Sign in to follow this  

an efficient c++ string

This topic is 4396 days old which is more than the 365 day threshold we allow for new replies. Please post a new topic.

If you intended to correct an error in the post then please contact us.

Recommended Posts

Hello, I am looking for an efficient c++ string-like object. As I don't know in advance how big my string will be, I need it to be autogrowable but *without reallocation*. It should also be fast when accessing at any position, inserting at the beginning (which would be rare) and inserting at the end (most of the case).
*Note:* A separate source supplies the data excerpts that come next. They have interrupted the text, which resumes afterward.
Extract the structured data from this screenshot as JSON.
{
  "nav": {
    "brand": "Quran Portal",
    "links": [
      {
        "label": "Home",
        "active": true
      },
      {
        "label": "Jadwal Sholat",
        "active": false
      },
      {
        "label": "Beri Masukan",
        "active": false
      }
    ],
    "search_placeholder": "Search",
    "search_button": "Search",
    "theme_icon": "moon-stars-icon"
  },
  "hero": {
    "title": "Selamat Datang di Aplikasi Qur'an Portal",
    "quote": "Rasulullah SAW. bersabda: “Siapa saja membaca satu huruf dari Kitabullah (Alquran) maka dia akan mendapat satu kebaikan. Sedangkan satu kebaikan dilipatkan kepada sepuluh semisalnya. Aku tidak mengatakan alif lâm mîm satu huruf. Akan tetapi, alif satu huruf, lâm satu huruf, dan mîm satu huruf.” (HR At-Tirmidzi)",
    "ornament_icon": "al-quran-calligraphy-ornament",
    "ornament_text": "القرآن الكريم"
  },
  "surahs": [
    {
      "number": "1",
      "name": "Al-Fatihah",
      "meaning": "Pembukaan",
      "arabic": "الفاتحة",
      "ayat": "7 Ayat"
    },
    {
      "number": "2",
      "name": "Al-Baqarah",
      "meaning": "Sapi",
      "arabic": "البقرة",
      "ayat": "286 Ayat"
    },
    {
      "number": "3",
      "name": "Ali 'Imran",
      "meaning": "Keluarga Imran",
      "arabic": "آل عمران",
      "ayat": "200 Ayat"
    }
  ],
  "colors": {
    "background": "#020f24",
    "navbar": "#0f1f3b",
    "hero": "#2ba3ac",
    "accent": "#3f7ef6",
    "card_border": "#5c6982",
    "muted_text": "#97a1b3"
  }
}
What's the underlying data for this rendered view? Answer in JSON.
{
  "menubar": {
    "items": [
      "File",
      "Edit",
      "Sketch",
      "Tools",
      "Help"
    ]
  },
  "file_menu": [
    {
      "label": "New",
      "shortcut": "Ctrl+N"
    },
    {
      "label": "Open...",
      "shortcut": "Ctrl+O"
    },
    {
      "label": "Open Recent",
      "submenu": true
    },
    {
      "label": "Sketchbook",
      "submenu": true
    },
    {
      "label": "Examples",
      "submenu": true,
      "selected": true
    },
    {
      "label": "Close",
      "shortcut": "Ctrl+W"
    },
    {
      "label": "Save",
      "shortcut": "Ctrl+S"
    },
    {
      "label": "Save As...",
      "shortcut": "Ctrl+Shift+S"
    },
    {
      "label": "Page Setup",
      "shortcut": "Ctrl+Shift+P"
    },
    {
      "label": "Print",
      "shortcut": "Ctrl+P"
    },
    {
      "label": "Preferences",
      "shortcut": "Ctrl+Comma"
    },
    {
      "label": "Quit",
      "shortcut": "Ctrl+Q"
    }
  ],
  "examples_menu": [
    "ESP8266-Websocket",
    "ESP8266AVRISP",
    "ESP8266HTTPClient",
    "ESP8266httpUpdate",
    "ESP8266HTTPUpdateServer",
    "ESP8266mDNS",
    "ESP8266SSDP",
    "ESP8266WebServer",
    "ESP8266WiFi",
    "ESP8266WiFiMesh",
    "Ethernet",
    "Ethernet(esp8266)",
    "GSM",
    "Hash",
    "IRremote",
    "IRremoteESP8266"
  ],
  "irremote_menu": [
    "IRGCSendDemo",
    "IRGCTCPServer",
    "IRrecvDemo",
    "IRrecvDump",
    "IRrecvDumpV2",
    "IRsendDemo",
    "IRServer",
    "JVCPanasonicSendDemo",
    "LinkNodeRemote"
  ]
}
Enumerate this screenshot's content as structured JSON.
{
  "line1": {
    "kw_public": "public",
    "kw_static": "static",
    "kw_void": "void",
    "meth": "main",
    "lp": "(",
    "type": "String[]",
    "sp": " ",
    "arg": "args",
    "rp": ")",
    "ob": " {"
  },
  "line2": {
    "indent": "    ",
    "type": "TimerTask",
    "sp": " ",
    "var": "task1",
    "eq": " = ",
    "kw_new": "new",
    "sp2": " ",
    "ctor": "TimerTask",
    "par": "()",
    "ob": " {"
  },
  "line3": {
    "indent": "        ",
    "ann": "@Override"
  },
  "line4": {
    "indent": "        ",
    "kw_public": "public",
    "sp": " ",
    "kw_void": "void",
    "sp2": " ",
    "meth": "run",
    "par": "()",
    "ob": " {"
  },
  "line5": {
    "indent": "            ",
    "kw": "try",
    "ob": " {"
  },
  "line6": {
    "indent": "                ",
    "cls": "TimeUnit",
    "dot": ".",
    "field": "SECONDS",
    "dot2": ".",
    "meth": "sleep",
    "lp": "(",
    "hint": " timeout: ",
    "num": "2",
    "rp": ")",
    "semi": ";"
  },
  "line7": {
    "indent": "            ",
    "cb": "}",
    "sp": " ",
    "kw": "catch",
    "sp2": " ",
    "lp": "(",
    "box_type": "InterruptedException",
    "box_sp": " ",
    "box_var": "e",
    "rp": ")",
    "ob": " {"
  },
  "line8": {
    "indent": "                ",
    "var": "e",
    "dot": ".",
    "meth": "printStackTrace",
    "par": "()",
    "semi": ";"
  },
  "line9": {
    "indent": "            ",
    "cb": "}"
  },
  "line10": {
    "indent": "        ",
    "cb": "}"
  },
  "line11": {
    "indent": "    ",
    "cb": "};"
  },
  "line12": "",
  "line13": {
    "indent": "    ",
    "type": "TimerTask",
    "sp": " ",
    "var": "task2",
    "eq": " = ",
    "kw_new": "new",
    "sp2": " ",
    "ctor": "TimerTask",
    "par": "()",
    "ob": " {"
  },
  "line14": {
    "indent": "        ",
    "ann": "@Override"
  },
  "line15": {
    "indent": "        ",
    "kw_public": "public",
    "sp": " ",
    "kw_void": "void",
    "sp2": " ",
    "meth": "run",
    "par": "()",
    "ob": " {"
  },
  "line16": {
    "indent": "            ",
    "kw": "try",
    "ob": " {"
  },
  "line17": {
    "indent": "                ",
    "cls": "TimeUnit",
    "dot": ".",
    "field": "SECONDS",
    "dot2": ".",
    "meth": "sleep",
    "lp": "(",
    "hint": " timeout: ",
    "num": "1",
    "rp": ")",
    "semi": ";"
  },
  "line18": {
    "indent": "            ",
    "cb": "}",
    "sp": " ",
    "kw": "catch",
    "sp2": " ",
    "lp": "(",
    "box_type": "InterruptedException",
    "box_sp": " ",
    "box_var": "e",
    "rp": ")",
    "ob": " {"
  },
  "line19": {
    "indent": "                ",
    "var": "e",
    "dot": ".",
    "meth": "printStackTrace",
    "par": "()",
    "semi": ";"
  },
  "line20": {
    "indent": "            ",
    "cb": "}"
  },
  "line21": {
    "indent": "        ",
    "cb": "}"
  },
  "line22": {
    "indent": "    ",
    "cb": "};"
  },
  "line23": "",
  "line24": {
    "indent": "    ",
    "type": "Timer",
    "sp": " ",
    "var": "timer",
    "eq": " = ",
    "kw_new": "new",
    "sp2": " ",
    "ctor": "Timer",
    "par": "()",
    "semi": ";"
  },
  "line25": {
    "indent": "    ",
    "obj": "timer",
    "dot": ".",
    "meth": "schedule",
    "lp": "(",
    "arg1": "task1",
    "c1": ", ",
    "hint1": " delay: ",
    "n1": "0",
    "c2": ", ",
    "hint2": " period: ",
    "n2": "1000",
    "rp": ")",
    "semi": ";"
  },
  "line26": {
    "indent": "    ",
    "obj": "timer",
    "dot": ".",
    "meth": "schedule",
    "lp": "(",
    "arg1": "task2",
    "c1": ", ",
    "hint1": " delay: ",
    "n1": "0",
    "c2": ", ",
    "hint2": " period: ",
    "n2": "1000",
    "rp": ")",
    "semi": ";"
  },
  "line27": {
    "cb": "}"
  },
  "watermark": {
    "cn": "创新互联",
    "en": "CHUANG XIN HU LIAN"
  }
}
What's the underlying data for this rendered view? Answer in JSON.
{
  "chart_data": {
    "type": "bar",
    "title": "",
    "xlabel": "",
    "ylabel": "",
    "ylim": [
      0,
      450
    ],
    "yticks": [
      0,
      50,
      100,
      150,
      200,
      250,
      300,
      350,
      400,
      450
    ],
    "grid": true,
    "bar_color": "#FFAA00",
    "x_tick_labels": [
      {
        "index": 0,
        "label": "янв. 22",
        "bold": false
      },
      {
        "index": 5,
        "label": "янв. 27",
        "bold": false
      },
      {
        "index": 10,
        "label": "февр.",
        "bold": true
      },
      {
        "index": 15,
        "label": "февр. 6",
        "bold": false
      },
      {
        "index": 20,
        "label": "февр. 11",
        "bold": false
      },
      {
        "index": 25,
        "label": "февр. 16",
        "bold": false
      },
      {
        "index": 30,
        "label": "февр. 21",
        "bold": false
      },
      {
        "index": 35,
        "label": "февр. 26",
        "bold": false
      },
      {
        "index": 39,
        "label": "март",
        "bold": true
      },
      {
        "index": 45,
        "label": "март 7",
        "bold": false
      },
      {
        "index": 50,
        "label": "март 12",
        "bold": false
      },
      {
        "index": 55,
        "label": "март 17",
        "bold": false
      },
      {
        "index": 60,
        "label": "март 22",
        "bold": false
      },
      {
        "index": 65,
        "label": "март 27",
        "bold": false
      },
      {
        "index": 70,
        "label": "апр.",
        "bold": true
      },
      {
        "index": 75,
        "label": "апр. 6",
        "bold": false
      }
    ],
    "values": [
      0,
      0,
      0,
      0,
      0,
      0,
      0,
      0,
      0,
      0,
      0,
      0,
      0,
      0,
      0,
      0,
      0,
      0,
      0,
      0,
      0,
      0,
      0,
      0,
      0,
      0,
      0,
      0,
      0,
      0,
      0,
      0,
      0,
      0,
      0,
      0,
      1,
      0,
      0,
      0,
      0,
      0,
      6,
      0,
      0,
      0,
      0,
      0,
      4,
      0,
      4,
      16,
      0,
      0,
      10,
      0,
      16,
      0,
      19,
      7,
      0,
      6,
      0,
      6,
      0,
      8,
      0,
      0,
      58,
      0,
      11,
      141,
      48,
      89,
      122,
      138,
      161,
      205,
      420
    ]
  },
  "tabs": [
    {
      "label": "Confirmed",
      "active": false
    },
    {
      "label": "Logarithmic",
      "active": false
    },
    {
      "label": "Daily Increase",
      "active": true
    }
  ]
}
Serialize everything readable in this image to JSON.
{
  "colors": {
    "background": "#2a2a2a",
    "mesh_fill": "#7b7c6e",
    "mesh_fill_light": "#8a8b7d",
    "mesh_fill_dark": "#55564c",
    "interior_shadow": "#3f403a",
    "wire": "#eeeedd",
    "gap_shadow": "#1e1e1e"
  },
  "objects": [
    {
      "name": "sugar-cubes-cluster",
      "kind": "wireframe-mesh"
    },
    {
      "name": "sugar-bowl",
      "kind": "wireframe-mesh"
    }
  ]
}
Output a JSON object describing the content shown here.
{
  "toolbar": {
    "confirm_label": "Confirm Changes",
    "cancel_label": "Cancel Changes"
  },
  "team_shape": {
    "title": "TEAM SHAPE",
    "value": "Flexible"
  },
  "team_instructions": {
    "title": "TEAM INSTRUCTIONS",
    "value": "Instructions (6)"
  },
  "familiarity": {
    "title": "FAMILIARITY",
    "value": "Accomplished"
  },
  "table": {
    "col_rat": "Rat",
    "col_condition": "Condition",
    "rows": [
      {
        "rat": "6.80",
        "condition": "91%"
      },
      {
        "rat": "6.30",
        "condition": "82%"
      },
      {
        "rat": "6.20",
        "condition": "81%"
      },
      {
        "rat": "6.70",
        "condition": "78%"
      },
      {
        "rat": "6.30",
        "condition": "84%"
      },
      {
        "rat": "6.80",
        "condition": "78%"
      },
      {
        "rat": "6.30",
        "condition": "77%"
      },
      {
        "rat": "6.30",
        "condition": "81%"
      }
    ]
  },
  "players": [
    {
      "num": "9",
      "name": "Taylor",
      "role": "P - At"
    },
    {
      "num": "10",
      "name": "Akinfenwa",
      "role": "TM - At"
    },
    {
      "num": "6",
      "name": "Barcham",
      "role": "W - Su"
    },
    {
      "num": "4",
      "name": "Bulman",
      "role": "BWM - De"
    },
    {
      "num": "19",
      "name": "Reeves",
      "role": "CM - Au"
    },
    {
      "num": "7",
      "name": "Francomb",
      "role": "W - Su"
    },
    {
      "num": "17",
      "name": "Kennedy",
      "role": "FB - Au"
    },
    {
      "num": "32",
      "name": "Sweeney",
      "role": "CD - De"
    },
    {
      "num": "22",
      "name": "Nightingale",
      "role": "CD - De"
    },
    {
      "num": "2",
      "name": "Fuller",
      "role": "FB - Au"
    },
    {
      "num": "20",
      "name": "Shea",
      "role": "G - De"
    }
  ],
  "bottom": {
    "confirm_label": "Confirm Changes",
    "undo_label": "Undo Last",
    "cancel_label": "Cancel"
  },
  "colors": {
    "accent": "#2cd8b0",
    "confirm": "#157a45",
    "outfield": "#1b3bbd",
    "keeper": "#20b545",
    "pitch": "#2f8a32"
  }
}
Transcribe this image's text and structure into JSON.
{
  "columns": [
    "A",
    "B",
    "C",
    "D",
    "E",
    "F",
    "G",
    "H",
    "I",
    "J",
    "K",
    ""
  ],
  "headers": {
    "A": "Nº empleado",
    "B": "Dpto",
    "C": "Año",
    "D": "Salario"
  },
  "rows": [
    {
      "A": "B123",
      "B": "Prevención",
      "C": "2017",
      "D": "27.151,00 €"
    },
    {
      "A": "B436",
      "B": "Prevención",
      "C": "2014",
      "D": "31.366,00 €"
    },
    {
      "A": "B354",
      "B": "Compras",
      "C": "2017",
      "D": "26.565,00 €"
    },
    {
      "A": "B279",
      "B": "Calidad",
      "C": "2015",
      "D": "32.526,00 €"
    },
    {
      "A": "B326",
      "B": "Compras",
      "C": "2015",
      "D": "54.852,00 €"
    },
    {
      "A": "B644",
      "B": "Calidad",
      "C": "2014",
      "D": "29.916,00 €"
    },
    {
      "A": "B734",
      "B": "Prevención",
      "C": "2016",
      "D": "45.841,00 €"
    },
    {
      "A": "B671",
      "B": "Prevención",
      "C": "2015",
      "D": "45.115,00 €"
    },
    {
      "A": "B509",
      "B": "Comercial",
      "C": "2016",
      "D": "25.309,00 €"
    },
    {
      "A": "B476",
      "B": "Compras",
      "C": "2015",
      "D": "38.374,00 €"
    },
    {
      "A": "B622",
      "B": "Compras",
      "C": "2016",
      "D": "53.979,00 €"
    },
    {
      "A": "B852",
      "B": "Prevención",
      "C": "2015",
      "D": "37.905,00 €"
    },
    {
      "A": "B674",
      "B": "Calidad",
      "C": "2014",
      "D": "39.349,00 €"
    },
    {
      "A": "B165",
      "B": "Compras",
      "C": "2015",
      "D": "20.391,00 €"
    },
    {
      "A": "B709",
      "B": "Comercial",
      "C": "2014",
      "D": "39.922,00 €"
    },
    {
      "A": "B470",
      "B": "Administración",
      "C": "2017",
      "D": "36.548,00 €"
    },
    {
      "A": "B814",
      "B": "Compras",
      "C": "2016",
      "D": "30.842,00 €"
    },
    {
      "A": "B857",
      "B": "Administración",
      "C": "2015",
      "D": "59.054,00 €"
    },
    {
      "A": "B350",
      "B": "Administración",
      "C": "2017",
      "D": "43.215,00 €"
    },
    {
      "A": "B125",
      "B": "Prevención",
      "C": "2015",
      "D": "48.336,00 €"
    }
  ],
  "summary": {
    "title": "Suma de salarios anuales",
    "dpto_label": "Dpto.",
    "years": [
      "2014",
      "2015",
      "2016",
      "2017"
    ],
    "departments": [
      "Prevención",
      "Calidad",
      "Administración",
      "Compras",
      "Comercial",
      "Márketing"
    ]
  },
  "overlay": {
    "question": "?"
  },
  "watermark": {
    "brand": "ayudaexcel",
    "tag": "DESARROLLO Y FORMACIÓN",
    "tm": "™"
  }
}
I guess it would be made of linked blocks. A plus would be its ability to (also) return iovecs (to avoid useless copies). I thought ropes could be a nice candidate, but it looks a bit complex and I am not sure I can extract iovecs from its internal structure. Thanks you

Share this post


Link to post
Share on other sites
Quote:
Original post by fabien007
It should also be fast when accessing at any position, inserting at the beginning (which would be rare) and inserting at the end (most of the case).

With these requirements, you might be best off using a std::vector< char > or simply std::string.

Quote:
I guess it would be made of linked blocks. A plus would be its ability to (also) return iovecs (to avoid useless copies).

std::vector<...> stores data contiguously, and has a size() member. std::string's data() member returns a pointer to the string data, and also has a size() member.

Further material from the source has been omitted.